Modified: llvm/trunk/lib/Target/X86/X86InstrInfo.cpp
URL: http://llvm.org/viewvc/llvm-project/llvm/trunk/lib/Target/X86/X86InstrInfo.cpp?rev=336731&r1=336730&r2=336731&view=diff
==============================================================================

--- llvm/trunk/lib/Target/X86/X86InstrInfo.cpp (original)
+++ llvm/trunk/lib/Target/X86/X86InstrInfo.cpp Tue Jul 10 15:02:23 2018
@@ -1547,9 +1547,29 @@ MachineInstr *X86InstrInfo::commuteInstr
   }
   case X86::BLENDPDrri:
   case X86::BLENDPSrri:
-  case X86::PBLENDWrri:
   case X86::VBLENDPDrri:
   case X86::VBLENDPSrri:
+    // If we're optimizing for size, try to use MOVSD/MOVSS.
+    if (MI.getParent()->getParent()->getFunction().optForSize()) {
+      unsigned Mask, Opc;
+      switch (MI.getOpcode()) {
+      default: llvm_unreachable("Unreachable!");
+      case X86::BLENDPDrri:  Opc = X86::MOVSDrr;  Mask = 0x03; break;
+      case X86::BLENDPSrri:  Opc = X86::MOVSSrr;  Mask = 0x0F; break;
+      case X86::VBLENDPDrri: Opc = X86::VMOVSDrr; Mask = 0x03; break;
+      case X86::VBLENDPSrri: Opc = X86::VMOVSSrr; Mask = 0x0F; break;
+      }
+      if ((MI.getOperand(3).getImm() ^ Mask) == 1) {
+        auto &WorkingMI = cloneIfNew(MI);
+        WorkingMI.setDesc(get(Opc));
+        WorkingMI.RemoveOperand(3);
+        return TargetInstrInfo::commuteInstructionImpl(WorkingMI,
+                                                       /*NewMI=*/false,
+                                                       OpIdx1, OpIdx2);
+      }
+    }
+    LLVM_FALLTHROUGH;
+  case X86::PBLENDWrri:
   case X86::VBLENDPDYrri:
   case X86::VBLENDPSYrri:
   case X86::VPBLENDDrri:

Modified: llvm/trunk/test/CodeGen/X86/sse2-intrinsics-x86-upgrade.ll
URL: http://llvm.org/viewvc/llvm-project/llvm/trunk/test/CodeGen/X86/sse2-intrinsics-x86-upgrade.ll?rev=336731&r1=336730&r2=336731&view=diff
==============================================================================
--- llvm/trunk/test/CodeGen/X86/sse2-intrinsics-x86-upgrade.ll (original)

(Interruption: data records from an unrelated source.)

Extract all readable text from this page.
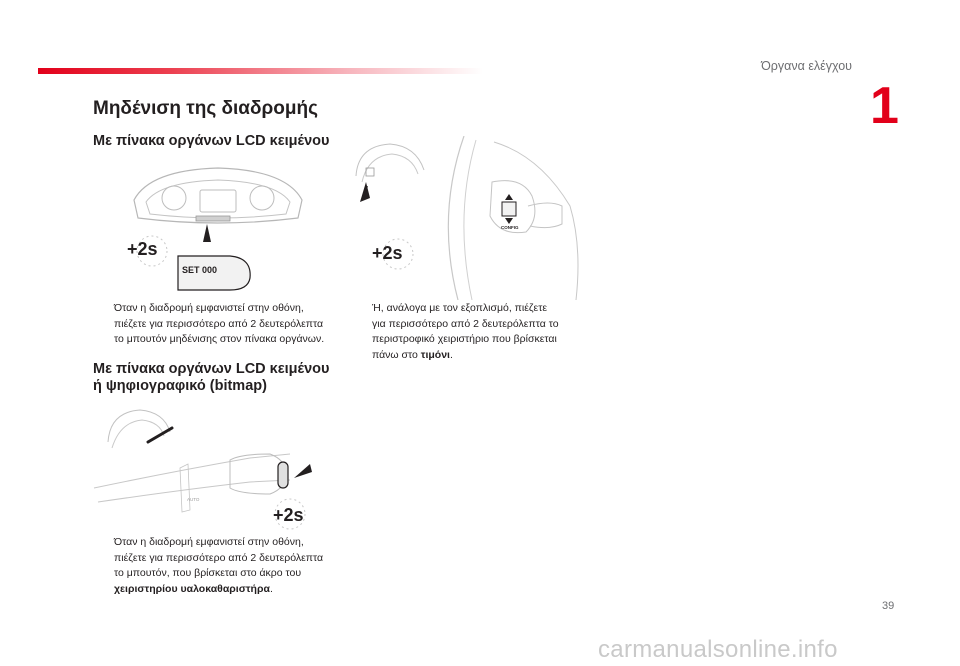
Όργανα ελέγχου
1
Μηδένιση της διαδρομής
Με πίνακα οργάνων LCD κειμένου
SET 000
+2s
Όταν η διαδρομή εμφανιστεί στην οθόνη,
πιέζετε για περισσότερο από 2 δευτερόλεπτα
το μπουτόν μηδένισης στον πίνακα οργάνων.
Με πίνακα οργάνων LCD κειμένου
ή ψηφιογραφικό (bitmap)
AUTO
+2s
Όταν η διαδρομή εμφανιστεί στην οθόνη,
πιέζετε για περισσότερο από 2 δευτερόλεπτα
το μπουτόν, που βρίσκεται στο άκρο του
χειριστηρίου υαλοκαθαριστήρα.
CONFIG
+2s
Ή, ανάλογα με τον εξοπλισμό, πιέζετε
για περισσότερο από 2 δευτερόλεπτα το
περιστροφικό χειριστήριο που βρίσκεται
πάνω στο τιμόνι.
39
carmanualsonline.info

+++ llvm/trunk/test/CodeGen/X86/sse2-intrinsics-x86-upgrade.ll Tue Jul 10 15:02:23 2018
@@ -820,8 +820,8 @@ define <2 x double> @test_x86_sse2_cvtss
 ; X86-AVX1:       ## %bb.0:
 ; X86-AVX1-NEXT:    movl {{[0-9]+}}(%esp), %eax ## encoding: [0x8b,0x44,0x24,0x04]
 ; X86-AVX1-NEXT:    vcvtss2sd (%eax), %xmm1, %xmm1 ## encoding: [0xc5,0xf2,0x5a,0x08]

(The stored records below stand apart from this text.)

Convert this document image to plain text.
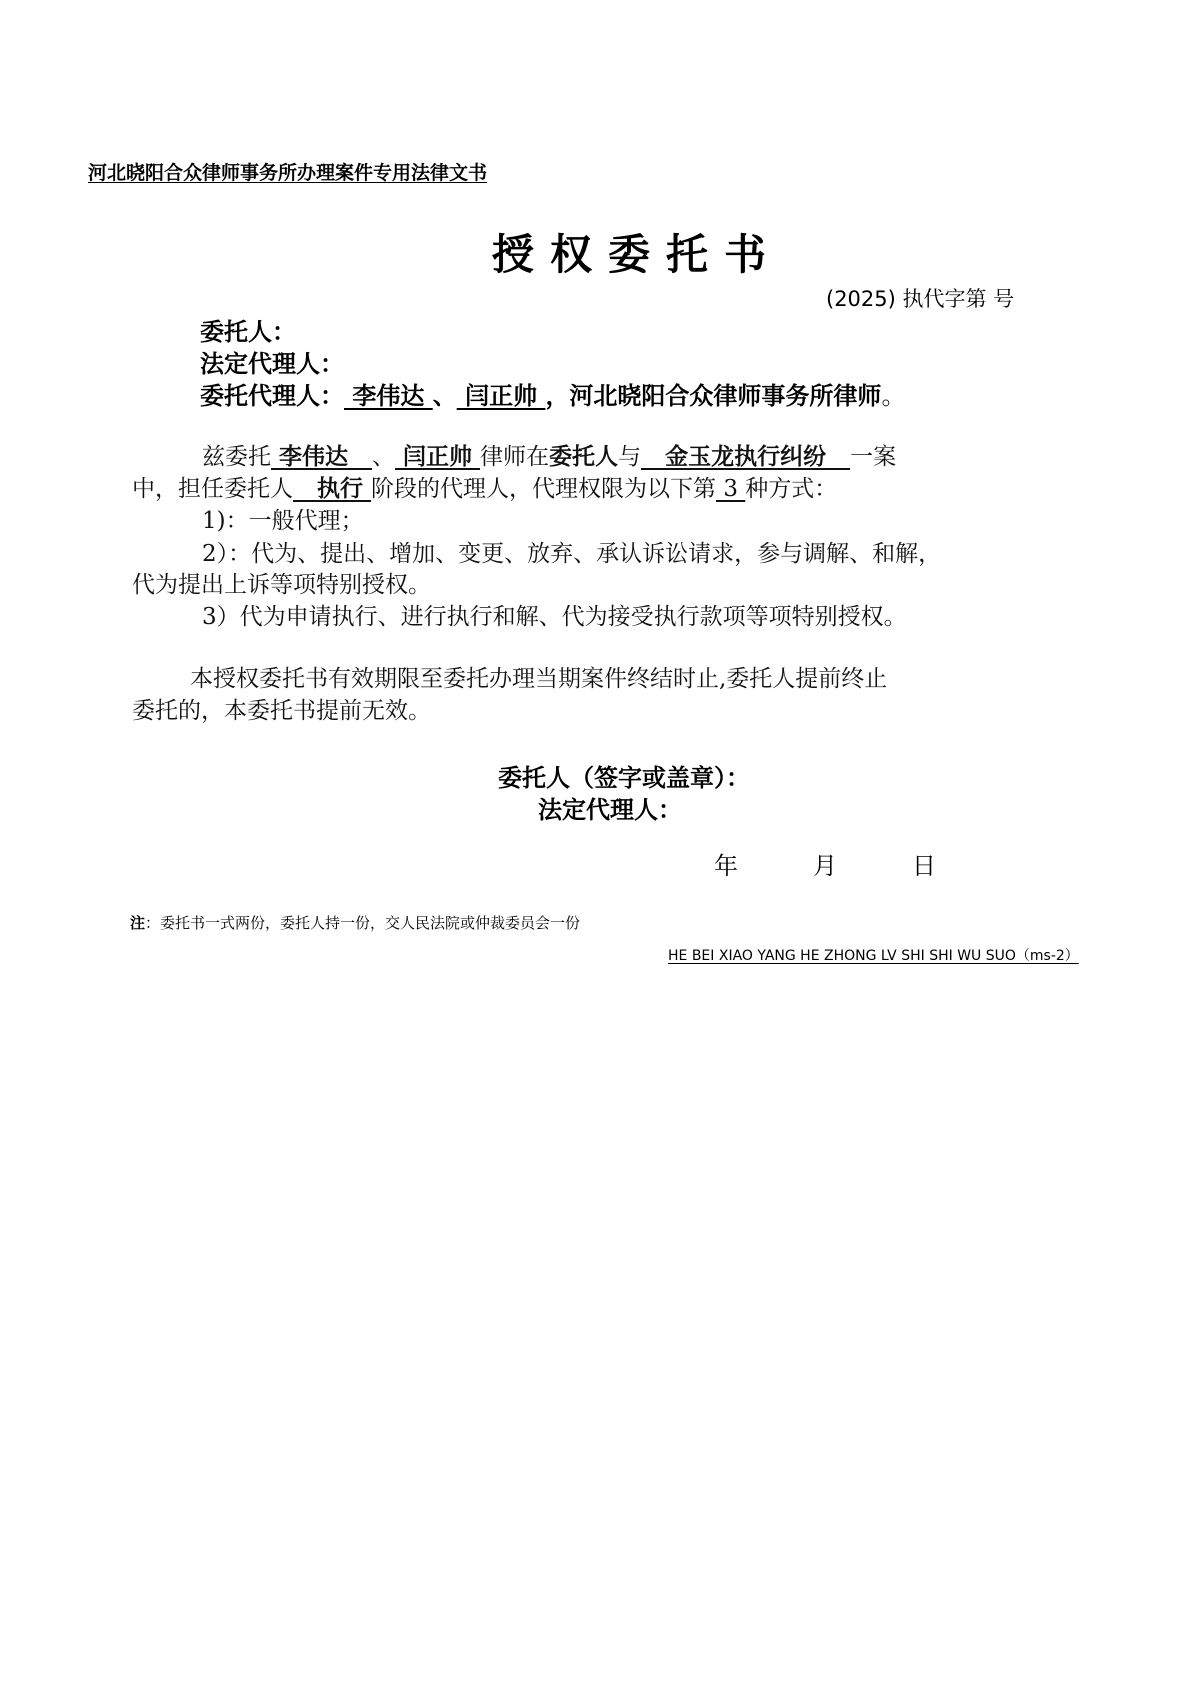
河北晓阳合众律师事务所办理案件专用法律文书
授权委托书
(2025) 执代字第 号
委托人：
法定代理人：
委托代理人： 李伟达 、 闫正帅 ，河北晓阳合众律师事务所律师。
兹委托 李伟达   、 闫正帅 律师在委托人与   金玉龙执行纠纷   一案
中，担任委托人   执行 阶段的代理人，代理权限为以下第 3 种方式：
1)：一般代理；
2）：代为、提出、增加、变更、放弃、承认诉讼请求，参与调解、和解，
代为提出上诉等项特别授权。
3）代为申请执行、进行执行和解、代为接受执行款项等项特别授权。
本授权委托书有效期限至委托办理当期案件终结时止,委托人提前终止
委托的，本委托书提前无效。
委托人（签字或盖章）：
法定代理人：
年	月	日
注：委托书一式两份，委托人持一份，交人民法院或仲裁委员会一份
HE BEI XIAO YANG HE ZHONG LV SHI SHI WU SUO（ms-2）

-; X86-AVX1-NEXT:    vblendps $3, %xmm1, %xmm0, %xmm0 ## encoding: [0xc4,0xe3,0x79,0x0c,0xc1,0x03]
-; X86-AVX1-NEXT:    ## xmm0 = xmm1[0,1],xmm0[2,3]
+; X86-AVX1-NEXT:    vmovsd %xmm1, %xmm0, %xmm0 ## encoding: [0xc5,0xfb,0x10,0xc1]
+; X86-AVX1-NEXT:    ## xmm0 = xmm1[0],xmm0[1]
 ; X86-AVX1-NEXT:    retl ## encoding: [0xc3]
 ;
 ; X86-AVX512-LABEL: test_x86_sse2_cvtss2sd_load_optsize:
@@ -842,8 +842,8 @@ define <2 x double> @test_x86_sse2_cvtss
 ; X64-AVX1-LABEL: test_x86_sse2_cvtss2sd_load_optsize:
 ; X64-AVX1:       ## %bb.0:
 ; X64-AVX1-NEXT:    vcvtss2sd (%rdi), %xmm1, %xmm1 ## encoding: [0xc5,0xf2,0x5a,0x0f]
-; X64-AVX1-NEXT:    vblendps $3, %xmm1, %xmm0, %xmm0 ## encoding: [0xc4,0xe3,0x79,0x0c,0xc1,0x03]
-; X64-AVX1-NEXT:    ## xmm0 = xmm1[0,1],xmm0[2,3]
+; X64-AVX1-NEXT:    vmovsd %xmm1, %xmm0, %xmm0 ## encoding: [0xc5,0xfb,0x10,0xc1]
+; X64-AVX1-NEXT:    ## xmm0 = xmm1[0],xmm0[1]
 ; X64-AVX1-NEXT:    retq ## encoding: [0xc3]
 ;
 ; X64-AVX512-LABEL: test_x86_sse2_cvtss2sd_load_optsize:

Modified: llvm/trunk/test/CodeGen/X86/sse41.ll
URL: http://llvm.org/viewvc/llvm-project/llvm/trunk/test/CodeGen/X86/sse41.ll?rev=336731&r1=336730&r2=336731&view=diff
==============================================================================
--- llvm/trunk/test/CodeGen/X86/sse41.ll (original)
+++ llvm/trunk/test/CodeGen/X86/sse41.ll Tue Jul 10 15:02:23 2018
@@ -394,7 +394,7 @@ define <4 x float> @insertps_or_blendps(
 ; X86-SSE:       ## %bb.0:
 ; X86-SSE-NEXT:    movss {{[0-9]+}}(%esp), %xmm1 ## encoding: [0xf3,0x0f,0x10,0x4c,0x24,0x04]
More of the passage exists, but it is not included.